In recent decades, major floods have seen the area cut off from nearby towns for several weeks.

"Our fridges are stocked and our freezers are stocked and we'll wait for the water to go down," she said. 

Her homestead, and those nearby, becomes surrounded when major floods hit, with about one kilometre of dry land surrounding it and the rest an inland sea. 

"We're all on little individual islands so we'll work out a way if we need to help each other out," she said. 

Along with her husband, child and dad they expect to last several weeks with the help of long-life milk and canned food. 

She said people in the area are comfortable being on their own. 

"We're used to isolation...I guess that's our bonus of being farmers." 

The community ring around and share their knowledge of where the floodwaters could head, Ms Earney said, but the water is moving particularly slowly and acting differently with so much pasture around. 

Going to great heights

Yesterday, the Rural Fire Service airlifted three teachers to work at the local public school to enable classes to go ahead.

SES duty operations coordinator Amy Banks said locals should stock up on essentials before it becomes too late. 

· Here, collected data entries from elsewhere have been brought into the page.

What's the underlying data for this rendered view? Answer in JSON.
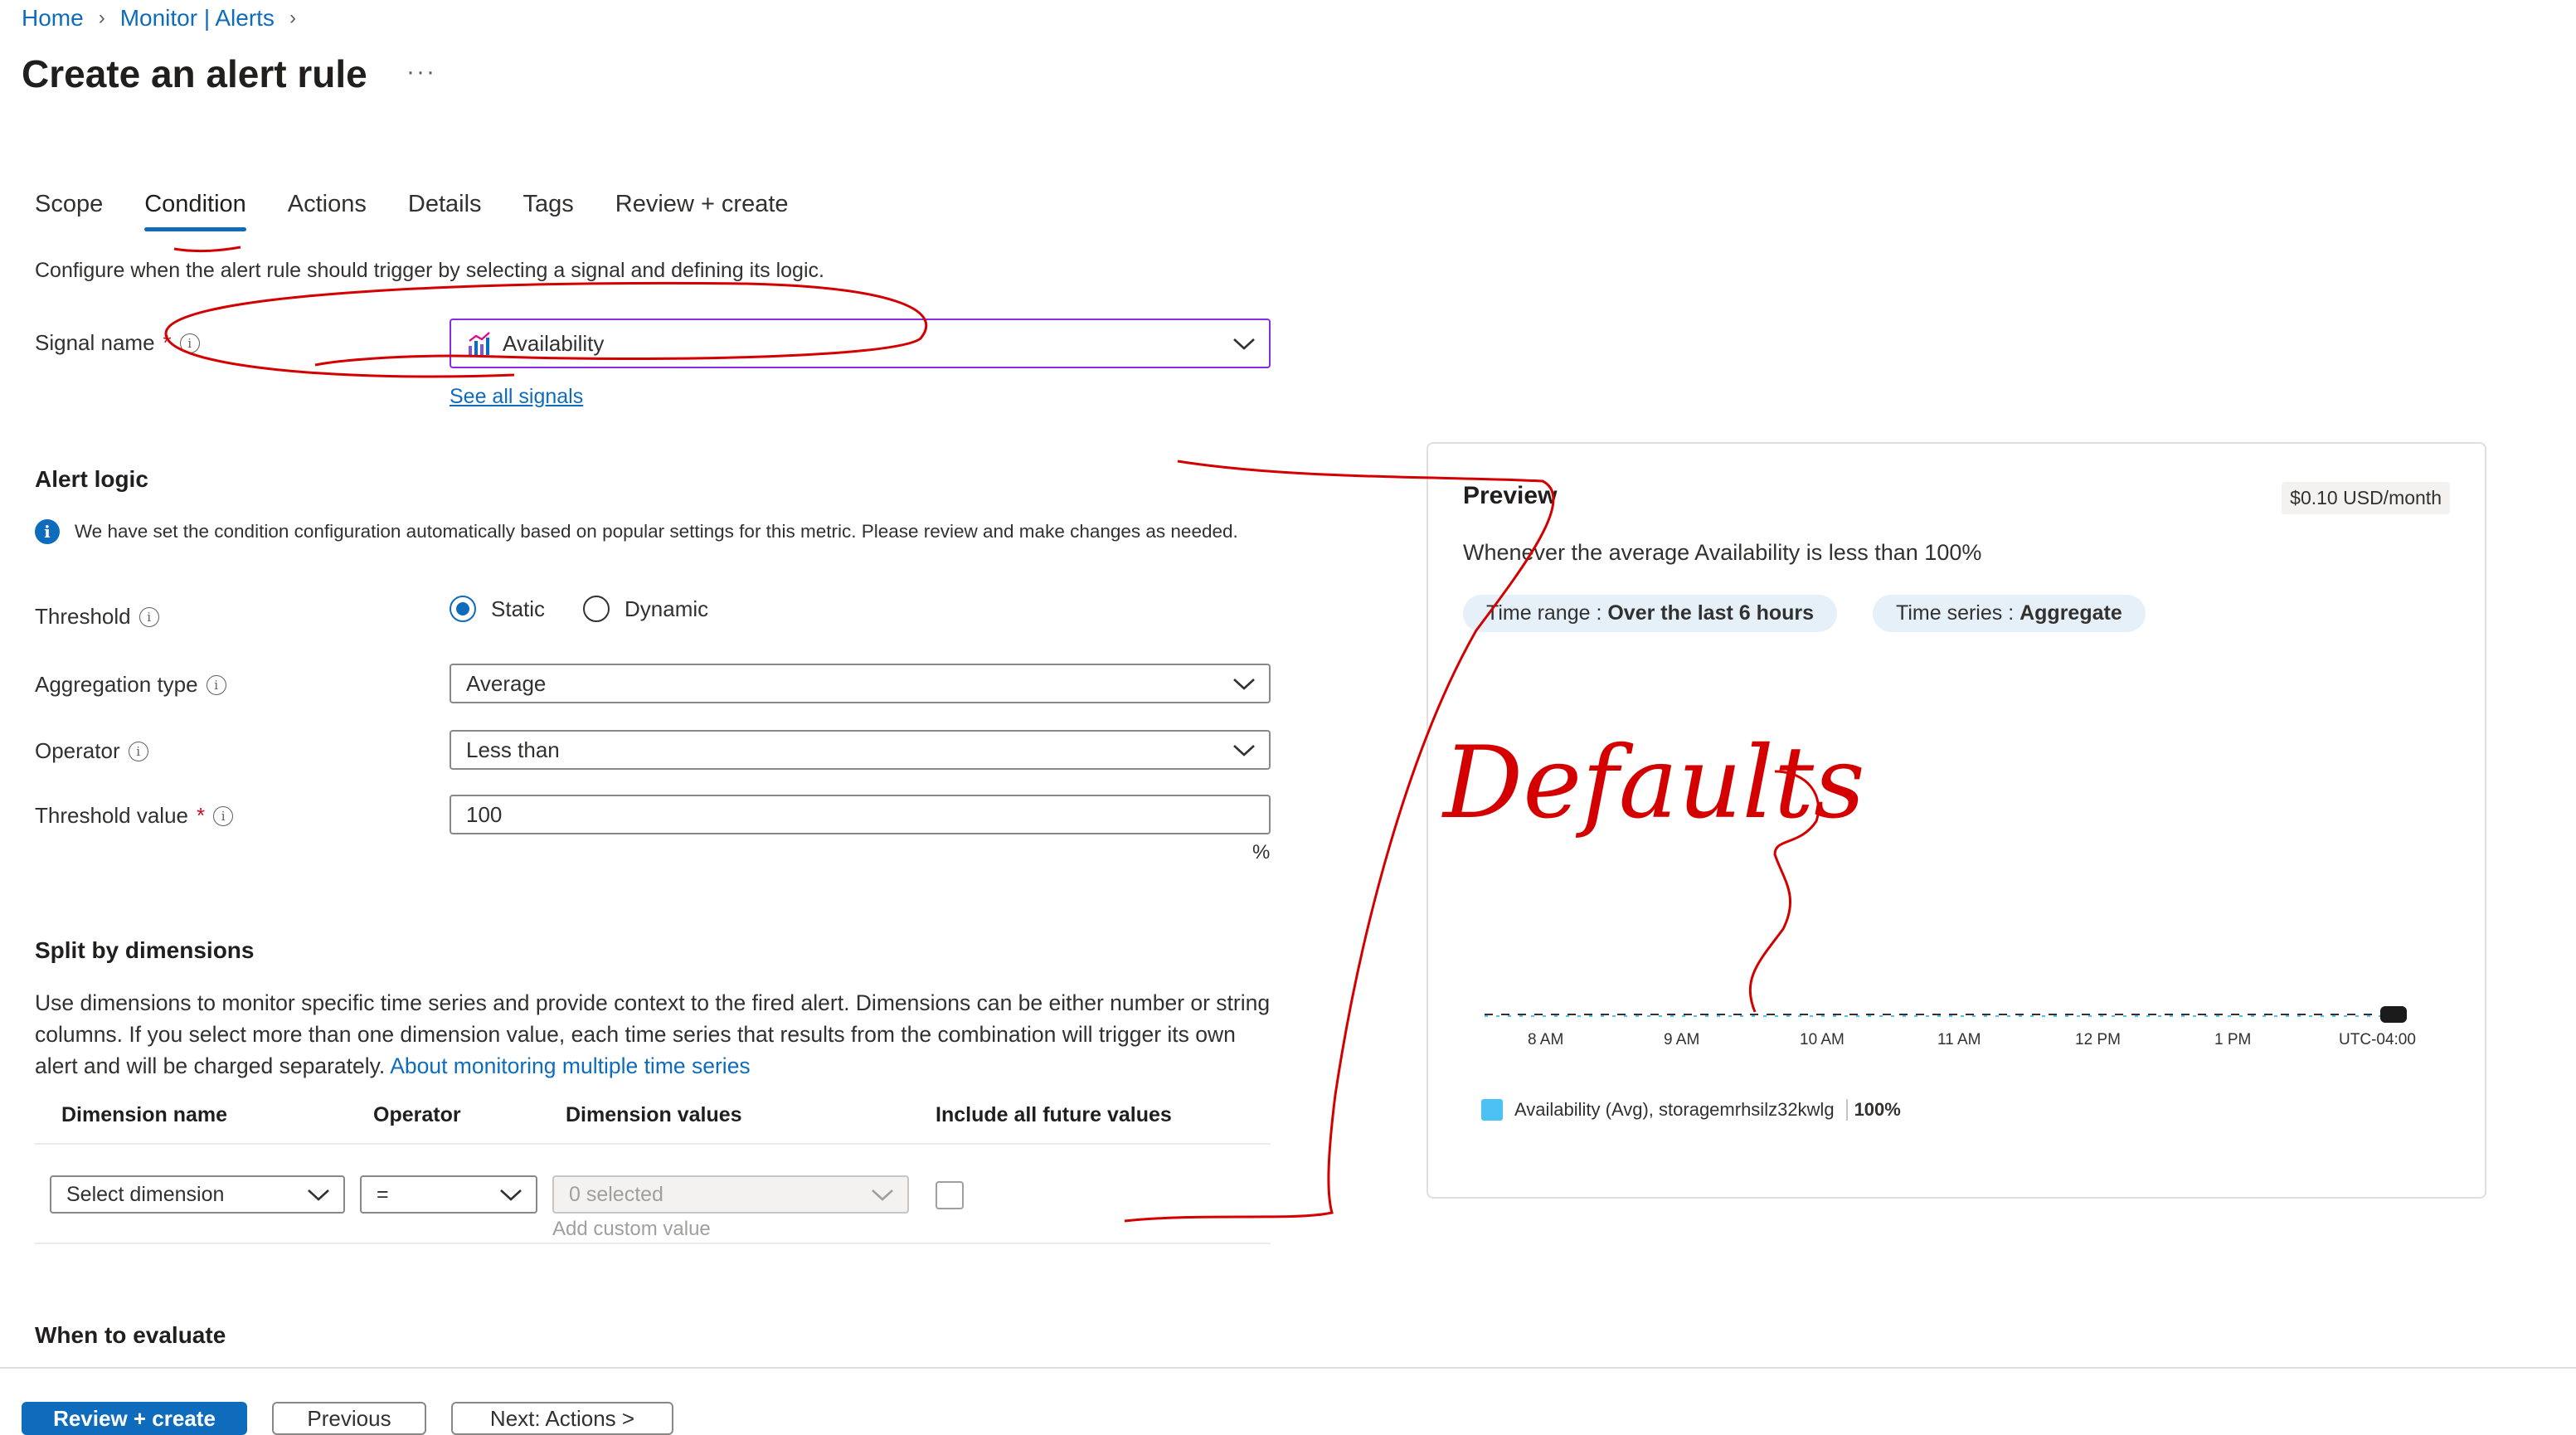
{
  "breadcrumb": {
    "home": "Home",
    "monitor": "Monitor | Alerts"
  },
  "page": {
    "title": "Create an alert rule",
    "more": "···"
  },
  "tabs": [
    {
      "label": "Scope"
    },
    {
      "label": "Condition"
    },
    {
      "label": "Actions"
    },
    {
      "label": "Details"
    },
    {
      "label": "Tags"
    },
    {
      "label": "Review + create"
    }
  ],
  "condition": {
    "description": "Configure when the alert rule should trigger by selecting a signal and defining its logic.",
    "signal_label": "Signal name",
    "required_mark": "*",
    "signal_value": "Availability",
    "see_all": "See all signals"
  },
  "alert_logic": {
    "heading": "Alert logic",
    "info": "We have set the condition configuration automatically based on popular settings for this metric. Please review and make changes as needed.",
    "threshold_label": "Threshold",
    "static_label": "Static",
    "dynamic_label": "Dynamic",
    "threshold_selected": "Static",
    "aggregation_label": "Aggregation type",
    "aggregation_value": "Average",
    "operator_label": "Operator",
    "operator_value": "Less than",
    "threshold_value_label": "Threshold value",
    "threshold_value": "100",
    "unit": "%"
  },
  "split": {
    "heading": "Split by dimensions",
    "text": "Use dimensions to monitor specific time series and provide context to the fired alert. Dimensions can be either number or string columns. If you select more than one dimension value, each time series that results from the combination will trigger its own alert and will be charged separately.",
    "link": "About monitoring multiple time series",
    "columns": [
      "Dimension name",
      "Operator",
      "Dimension values",
      "Include all future values"
    ],
    "row": {
      "dimension_placeholder": "Select dimension",
      "operator": "=",
      "values_placeholder": "0 selected",
      "custom": "Add custom value"
    }
  },
  "evaluate": {
    "heading": "When to evaluate"
  },
  "preview": {
    "title": "Preview",
    "price": "$0.10 USD/month",
    "summary": "Whenever the average Availability is less than 100%",
    "time_range_label": "Time range : ",
    "time_range_value": "Over the last 6 hours",
    "time_series_label": "Time series : ",
    "time_series_value": "Aggregate",
    "x_ticks": [
      "8 AM",
      "9 AM",
      "10 AM",
      "11 AM",
      "12 PM",
      "1 PM",
      "UTC-04:00"
    ],
    "legend_name": "Availability (Avg), storagemrhsilz32kwlg",
    "legend_value": "100%",
    "legend_color": "#4cc2f4"
  },
  "annotation": {
    "text": "Defaults"
  },
  "footer": {
    "primary": "Review + create",
    "previous": "Previous",
    "next": "Next: Actions >"
  },
  "colors": {
    "accent": "#0f6cbd",
    "signal_border": "#8a2be2",
    "annotation": "#d40000"
  }
}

"Stock up on water, canned goods, batteries, fuel, gas, medicines, baby necessities and pet food," Ms Banks said.

People in low-lying areas and on properties in and around the town are being urged to have an action plan. 

"Decide whether you'll leave now and move to a safer area, or remain in the area, as long as you're aware that you need to be prepared for not having the right supplies, power and other services," she said. 

People in the area are being advised to stay in touch with older community members.